Online monitoring on the rise
Study finds 14 million employees have Internet or email use under surveillance at work
The Extent of Systematic Monitoring of Employee E-mail and Internet Use
Be careful what you do online: Someone may be watching you.
Fourteen million employees have their Internet or e-mail use under continuous surveillance at work, according to a study released July 9 by the Privacy Foundation. This equates to more than one-third of the online workforce in the United States.
The study looked at sales of monitoring products in the corporate and government markets. It found that more than any other factor, the low cost of the technology is driving the growth of e-mail and Internet surveillance in the workplace.
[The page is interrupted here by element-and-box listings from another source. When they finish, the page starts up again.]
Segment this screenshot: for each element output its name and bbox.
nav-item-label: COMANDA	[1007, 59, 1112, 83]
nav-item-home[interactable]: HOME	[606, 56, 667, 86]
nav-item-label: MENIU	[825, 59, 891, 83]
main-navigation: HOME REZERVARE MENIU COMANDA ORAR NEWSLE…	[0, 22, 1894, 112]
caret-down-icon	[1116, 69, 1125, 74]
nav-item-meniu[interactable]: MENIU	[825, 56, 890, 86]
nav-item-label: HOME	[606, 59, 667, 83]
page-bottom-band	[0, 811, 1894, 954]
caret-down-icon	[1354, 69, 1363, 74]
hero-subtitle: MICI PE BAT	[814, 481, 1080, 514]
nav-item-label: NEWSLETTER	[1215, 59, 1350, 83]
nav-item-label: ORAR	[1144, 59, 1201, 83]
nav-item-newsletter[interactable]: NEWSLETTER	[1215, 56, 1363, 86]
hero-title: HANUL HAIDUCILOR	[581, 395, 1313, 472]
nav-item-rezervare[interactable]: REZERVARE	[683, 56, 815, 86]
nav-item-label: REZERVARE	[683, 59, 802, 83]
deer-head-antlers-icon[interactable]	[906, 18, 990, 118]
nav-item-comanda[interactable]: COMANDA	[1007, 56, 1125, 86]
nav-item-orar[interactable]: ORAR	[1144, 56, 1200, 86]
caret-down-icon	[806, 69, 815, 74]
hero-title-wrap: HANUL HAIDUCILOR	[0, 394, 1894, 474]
Activities that potentially pose a large concern to employers, such as telephone use, are not yet monitored to this extent—except in call centers—the study found.
It's possible to pay less than $10 per year per monitored employee, the study found. For instance, the Army recently purchased a 200,000-seat installation from Websense Inc., including hardware, for $1.8 million. That amounts to about $9 per employee.
Sales of employee-monitoring software are worth about $140 million a year, the study noted.
Systematic e-mail and Internet monitoring in the workplace is still a "relatively new phenomenon," the study found, with "reverberations yet to come in labor law and human resources, as well as employee behavior and morale." The study did not address whether employers are giving employees sufficient notice of the monitoring.